The far-Left wing of the Democratic Party is in its ascendancy. With the victories of Alexandria Ocasio-Cortez in her race against more traditional Democratic Rep. Joe Crowley in New York and Tallahassee Mayor Andrew Gillum in the Democratic gubernatorial primary in Florida, it’s clear that Democratic voters are embracing positions closer and closer to Bernie Sanders’ democratic socialism — at least in rhetoric and theory. In 2016, that meant that Sanders stole Hillary Clinton’s thunder — she rightly stated a few months back that her embrace of capitalism hurt her with the Democratic base. In 2018, it means that Democratic officeholders, who must still operate in a real-world context in which capitalism drives all economic growth and provides the income base for all social redistributionism, are at a clear disadvantage when facing pie-in-the-sky Leftists who can shout socialist nostrums without having to deal with the consequences.
The latest example of this divide: the New York gubernatorial race between Governor Andrew Cuomo and former actress Cynthia Nixon.

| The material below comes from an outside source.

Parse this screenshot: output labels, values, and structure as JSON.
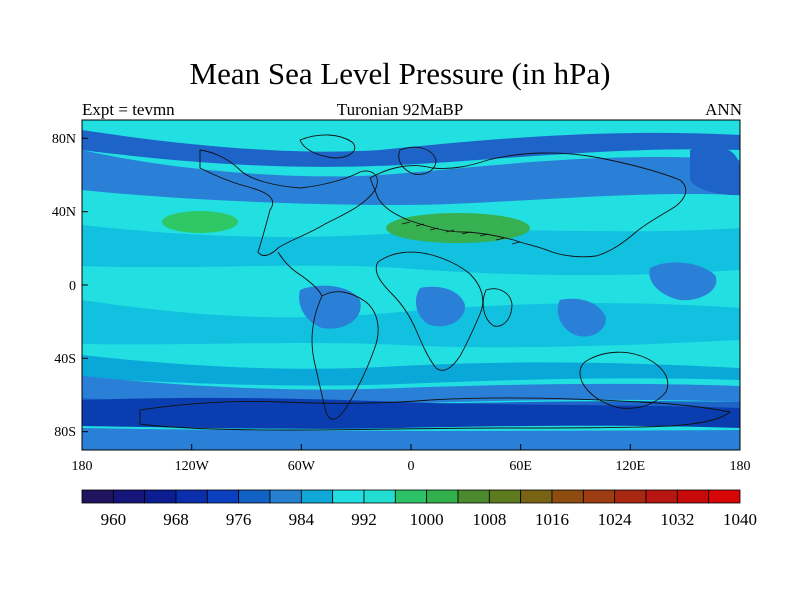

Nixon is running some 30 points behind Cuomo according to July polling, but in her debate with Cuomo, she scored serious points while smashing him from the Left. She slammed him — to the applause of the audience — for failing to embrace single-payer health care; she accused him of underfunding the MTA, using it as an “ATM”; she suggested that he had flipped on marijuana legalization. Meanwhile, Cuomo suggested she was a “corporation” (a weird charge, given that most wealthy people have corporations for tax purposes) and blamed her for not releasing her taxes in timely fashion (another weird charge, given that he waited to release his own taxes in 2010 until after the gubernatorial election, which Nixon pointed out). Overall, Cuomo looked petty and spiteful, and insincere in his dedication to Leftist principles. Purity usually trumps practicality in political debate.

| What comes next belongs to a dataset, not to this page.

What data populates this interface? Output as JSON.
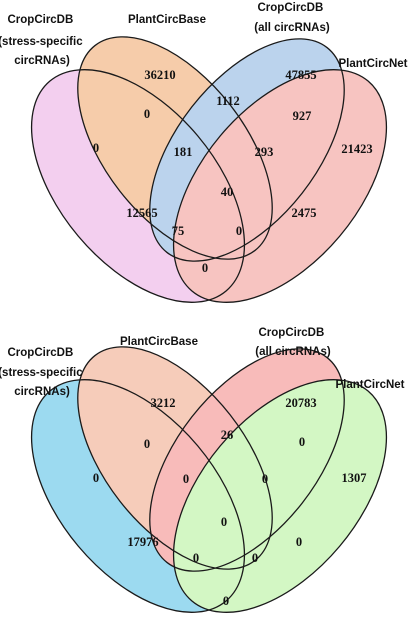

It also helps when your opponent owns himself, as Cuomo did repeatedly. The best example: Cuomo asked Nixon to stop interrupting. She accused him of lying. He then responded that he would stop lying when she did.

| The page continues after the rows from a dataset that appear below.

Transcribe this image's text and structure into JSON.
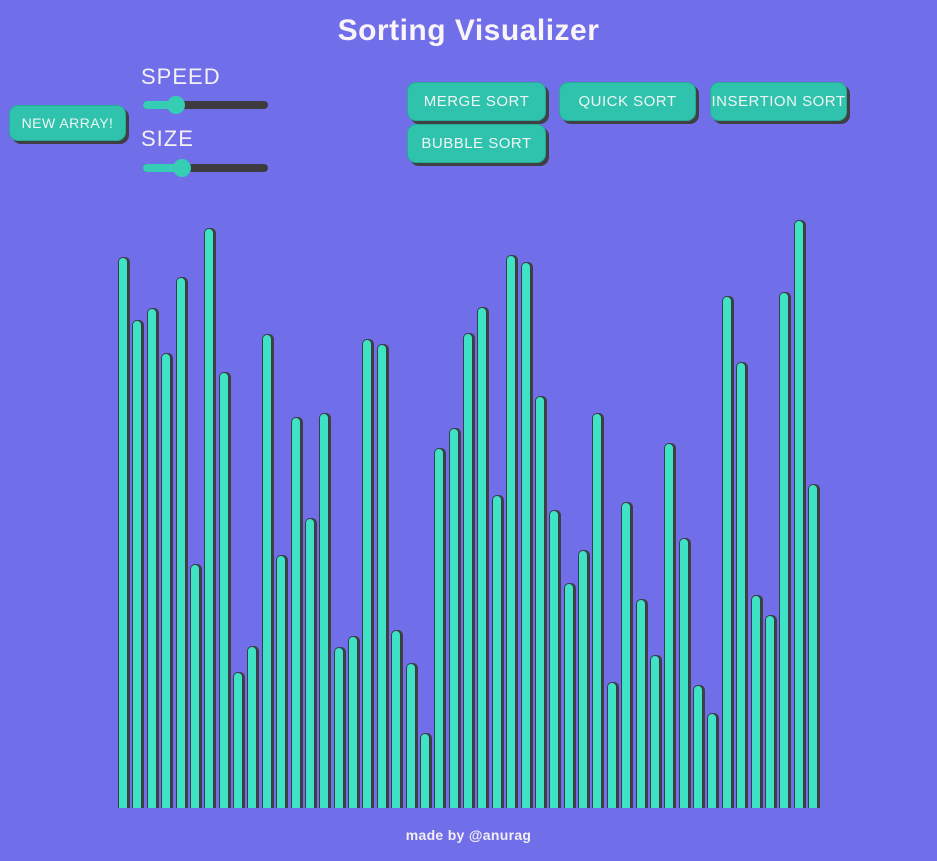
{
  "app": {
    "title": "Sorting Visualizer",
    "footer_credit": "made by @anurag"
  },
  "controls": {
    "new_array_label": "NEW ARRAY!",
    "speed": {
      "label": "SPEED",
      "percent": 26
    },
    "size": {
      "label": "SIZE",
      "percent": 31
    },
    "sort_buttons": {
      "merge": "MERGE SORT",
      "quick": "QUICK SORT",
      "insertion": "INSERTION SORT",
      "bubble": "BUBBLE SORT"
    }
  },
  "colors": {
    "background": "#716eea",
    "bar_fill": "#3ee3c5",
    "button_fill": "#2fc3ad",
    "slider_accent": "#35cdb4",
    "slider_track": "#3b3b40",
    "shadow": "#3f3f46",
    "text": "#f8f4f8"
  },
  "chart_data": {
    "type": "bar",
    "title": "",
    "xlabel": "",
    "ylabel": "",
    "unit": "px",
    "ylim": [
      0,
      600
    ],
    "grid": false,
    "values": [
      551,
      488,
      500,
      455,
      531,
      244,
      580,
      436,
      136,
      162,
      474,
      253,
      391,
      290,
      395,
      161,
      172,
      469,
      464,
      178,
      145,
      75,
      360,
      380,
      475,
      501,
      313,
      553,
      546,
      412,
      298,
      225,
      258,
      395,
      126,
      306,
      209,
      153,
      365,
      270,
      123,
      95,
      512,
      446,
      213,
      193,
      516,
      588,
      324
    ]
  }
}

That’s a pretty significant own-goal; it’s Cuomo admitting he lies, but accusing her of lying as well. He’s not the brightest bulb.
He also doesn’t have the passion Nixon does. It showed. She may not win the race, but she’s going to run competitively — and that’s a problem for Democrats in non-deep blue states, who will have to run uphill against a country that isn’t exactly prepared for Sanders-esque policies, or at least for the realistic cost of them.